Hi, I hope this is in the right place.

I've found this cute little feller in a pot plant today and am having trouble identifying whether or not it is venemous. Some help would be much appreciated! Sorry about the lack of photos, they came out a bit blurry. He's very tiny.


----------



## ravan (Nov 9, 2009)

im pretty sure that is a brown tree snake?

Brown Tree Snake (Boiga irregularis)


----------



## dtulip10 (Nov 9, 2009)

brown tree snake bioga igalaras ( mind my spelling ) mildly venomous colubrid. offtern called night tiger.


----------



## Mudimans (Nov 9, 2009)

Awww. What a nice little specimen. I love Brown tree snakes! Where do you live?


----------



## kallieth (Nov 9, 2009)

Ah. Thank you very much! =( Shame now I won't be able to keep him.


----------



## kallieth (Nov 9, 2009)

I'm in the NT.


----------



## azn4114 (Nov 9, 2009)

bts was first snake i saw in the wild,easily identifiied by the eyes


----------



## naledge (Nov 9, 2009)

kallieth said:


> Ah. Thank you very much! =( Shame now I won't be able to keep him.



you wouldn't have been able to keep it anyway. it's a wild animal.


----------



## azn4114 (Nov 9, 2009)

naledge said:


> you wouldn't have been able to keep it anyway. it's a wild animal.

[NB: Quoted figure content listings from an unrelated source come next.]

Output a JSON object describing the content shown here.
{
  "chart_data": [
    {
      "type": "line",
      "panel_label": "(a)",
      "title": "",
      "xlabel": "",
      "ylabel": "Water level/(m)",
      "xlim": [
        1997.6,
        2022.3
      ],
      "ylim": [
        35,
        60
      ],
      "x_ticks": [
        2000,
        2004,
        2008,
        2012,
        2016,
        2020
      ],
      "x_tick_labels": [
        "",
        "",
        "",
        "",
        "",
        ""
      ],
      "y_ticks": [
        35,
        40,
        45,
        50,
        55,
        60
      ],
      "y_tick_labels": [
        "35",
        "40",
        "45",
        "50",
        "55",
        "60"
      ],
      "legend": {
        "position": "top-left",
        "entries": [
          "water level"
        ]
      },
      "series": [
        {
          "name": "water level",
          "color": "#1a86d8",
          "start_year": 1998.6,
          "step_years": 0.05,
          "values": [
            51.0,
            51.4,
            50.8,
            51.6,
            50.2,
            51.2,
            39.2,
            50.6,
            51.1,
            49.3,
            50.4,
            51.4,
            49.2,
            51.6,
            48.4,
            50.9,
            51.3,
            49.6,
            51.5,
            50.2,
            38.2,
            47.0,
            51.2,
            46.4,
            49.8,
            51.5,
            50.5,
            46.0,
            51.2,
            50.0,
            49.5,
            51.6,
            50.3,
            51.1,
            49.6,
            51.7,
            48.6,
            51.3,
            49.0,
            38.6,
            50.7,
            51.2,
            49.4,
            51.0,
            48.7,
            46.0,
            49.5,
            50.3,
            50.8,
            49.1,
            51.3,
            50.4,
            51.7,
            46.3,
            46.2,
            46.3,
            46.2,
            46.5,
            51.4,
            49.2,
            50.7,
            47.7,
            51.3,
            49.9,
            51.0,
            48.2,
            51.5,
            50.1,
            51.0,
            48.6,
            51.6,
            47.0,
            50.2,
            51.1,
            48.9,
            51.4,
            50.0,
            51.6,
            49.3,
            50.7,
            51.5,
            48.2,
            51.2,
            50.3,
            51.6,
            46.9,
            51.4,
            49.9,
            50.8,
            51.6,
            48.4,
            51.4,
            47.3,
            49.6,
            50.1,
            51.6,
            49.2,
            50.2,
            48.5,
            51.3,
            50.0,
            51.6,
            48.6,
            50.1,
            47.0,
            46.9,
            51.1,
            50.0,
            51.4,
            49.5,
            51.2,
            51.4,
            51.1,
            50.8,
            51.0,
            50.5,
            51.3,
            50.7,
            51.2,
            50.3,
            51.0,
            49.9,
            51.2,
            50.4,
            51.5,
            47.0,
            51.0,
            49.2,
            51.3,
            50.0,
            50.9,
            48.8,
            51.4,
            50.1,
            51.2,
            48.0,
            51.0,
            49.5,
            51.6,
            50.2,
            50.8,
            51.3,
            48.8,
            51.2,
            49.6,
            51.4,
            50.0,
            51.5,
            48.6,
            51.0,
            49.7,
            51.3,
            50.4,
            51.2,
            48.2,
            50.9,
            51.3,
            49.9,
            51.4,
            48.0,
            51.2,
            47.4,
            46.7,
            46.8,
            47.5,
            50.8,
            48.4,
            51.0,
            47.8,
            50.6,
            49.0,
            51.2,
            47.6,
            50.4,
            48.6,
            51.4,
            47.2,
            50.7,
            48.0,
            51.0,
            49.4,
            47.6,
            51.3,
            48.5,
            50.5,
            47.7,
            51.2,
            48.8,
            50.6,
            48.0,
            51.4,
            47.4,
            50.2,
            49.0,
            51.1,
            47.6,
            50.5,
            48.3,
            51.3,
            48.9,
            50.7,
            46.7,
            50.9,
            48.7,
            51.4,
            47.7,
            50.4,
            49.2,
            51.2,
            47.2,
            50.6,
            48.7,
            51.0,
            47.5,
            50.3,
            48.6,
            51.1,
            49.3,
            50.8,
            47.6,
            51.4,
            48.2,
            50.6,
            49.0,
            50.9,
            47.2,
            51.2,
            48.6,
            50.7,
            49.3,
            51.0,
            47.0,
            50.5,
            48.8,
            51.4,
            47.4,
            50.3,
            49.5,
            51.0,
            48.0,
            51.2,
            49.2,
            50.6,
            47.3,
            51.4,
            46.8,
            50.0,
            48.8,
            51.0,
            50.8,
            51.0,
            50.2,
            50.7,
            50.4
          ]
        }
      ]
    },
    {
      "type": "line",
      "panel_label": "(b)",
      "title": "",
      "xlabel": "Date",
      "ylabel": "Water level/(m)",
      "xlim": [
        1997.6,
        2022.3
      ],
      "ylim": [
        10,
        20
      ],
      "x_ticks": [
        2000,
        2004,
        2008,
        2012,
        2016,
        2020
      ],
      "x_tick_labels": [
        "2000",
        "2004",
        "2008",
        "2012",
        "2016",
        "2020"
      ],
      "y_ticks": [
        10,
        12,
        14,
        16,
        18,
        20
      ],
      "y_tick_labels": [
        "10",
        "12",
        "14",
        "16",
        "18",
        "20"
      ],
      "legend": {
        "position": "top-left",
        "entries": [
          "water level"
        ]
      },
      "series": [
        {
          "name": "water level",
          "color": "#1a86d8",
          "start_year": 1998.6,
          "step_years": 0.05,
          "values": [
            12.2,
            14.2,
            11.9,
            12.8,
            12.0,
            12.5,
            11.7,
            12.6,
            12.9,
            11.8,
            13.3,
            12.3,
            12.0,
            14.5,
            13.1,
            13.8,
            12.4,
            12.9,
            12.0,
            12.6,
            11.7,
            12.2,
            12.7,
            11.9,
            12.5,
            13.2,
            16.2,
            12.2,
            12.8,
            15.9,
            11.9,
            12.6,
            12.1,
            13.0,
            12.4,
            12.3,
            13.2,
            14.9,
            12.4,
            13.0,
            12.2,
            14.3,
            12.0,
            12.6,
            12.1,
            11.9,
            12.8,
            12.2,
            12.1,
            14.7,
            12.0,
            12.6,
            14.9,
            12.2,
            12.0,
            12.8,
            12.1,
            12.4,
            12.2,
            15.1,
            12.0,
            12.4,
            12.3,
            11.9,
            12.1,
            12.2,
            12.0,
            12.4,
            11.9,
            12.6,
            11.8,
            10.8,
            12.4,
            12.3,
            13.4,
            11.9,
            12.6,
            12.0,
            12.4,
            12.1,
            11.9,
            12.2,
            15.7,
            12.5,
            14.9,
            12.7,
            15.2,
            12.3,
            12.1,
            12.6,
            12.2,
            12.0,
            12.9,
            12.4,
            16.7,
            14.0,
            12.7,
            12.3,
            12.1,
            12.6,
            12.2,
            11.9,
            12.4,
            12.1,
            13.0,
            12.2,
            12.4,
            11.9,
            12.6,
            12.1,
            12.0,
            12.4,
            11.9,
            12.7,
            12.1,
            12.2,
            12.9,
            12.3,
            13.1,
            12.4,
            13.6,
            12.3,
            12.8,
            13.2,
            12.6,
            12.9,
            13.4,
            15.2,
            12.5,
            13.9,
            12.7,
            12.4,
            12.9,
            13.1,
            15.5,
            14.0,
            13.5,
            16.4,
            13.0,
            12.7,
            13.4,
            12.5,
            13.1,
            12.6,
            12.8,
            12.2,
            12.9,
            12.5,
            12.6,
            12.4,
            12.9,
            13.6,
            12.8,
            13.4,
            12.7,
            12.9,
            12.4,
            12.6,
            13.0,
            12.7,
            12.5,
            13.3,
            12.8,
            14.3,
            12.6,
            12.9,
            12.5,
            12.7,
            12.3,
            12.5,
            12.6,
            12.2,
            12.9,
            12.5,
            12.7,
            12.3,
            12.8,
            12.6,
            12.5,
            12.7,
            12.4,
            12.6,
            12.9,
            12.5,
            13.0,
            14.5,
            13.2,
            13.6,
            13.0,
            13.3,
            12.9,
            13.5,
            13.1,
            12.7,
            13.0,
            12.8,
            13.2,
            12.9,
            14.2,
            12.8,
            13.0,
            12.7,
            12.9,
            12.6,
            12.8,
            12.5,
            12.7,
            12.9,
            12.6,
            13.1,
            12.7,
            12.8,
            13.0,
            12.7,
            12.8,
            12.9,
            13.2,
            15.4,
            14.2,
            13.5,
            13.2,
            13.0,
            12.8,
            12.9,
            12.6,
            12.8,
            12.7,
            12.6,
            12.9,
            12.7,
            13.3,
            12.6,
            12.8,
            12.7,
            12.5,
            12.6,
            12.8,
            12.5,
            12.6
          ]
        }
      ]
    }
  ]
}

 thats true,but unfortunately not everyone does it legit


----------



## redbellybite (Nov 9, 2009)

nothing saying you cant keep it in the pot plant you found it in ..its still at your place ,just though if it chooses to up n go well it can


----------



## kallieth (Nov 9, 2009)

Well. He's still hanging out in the rocks there. Seems pretty happy. :lol:


----------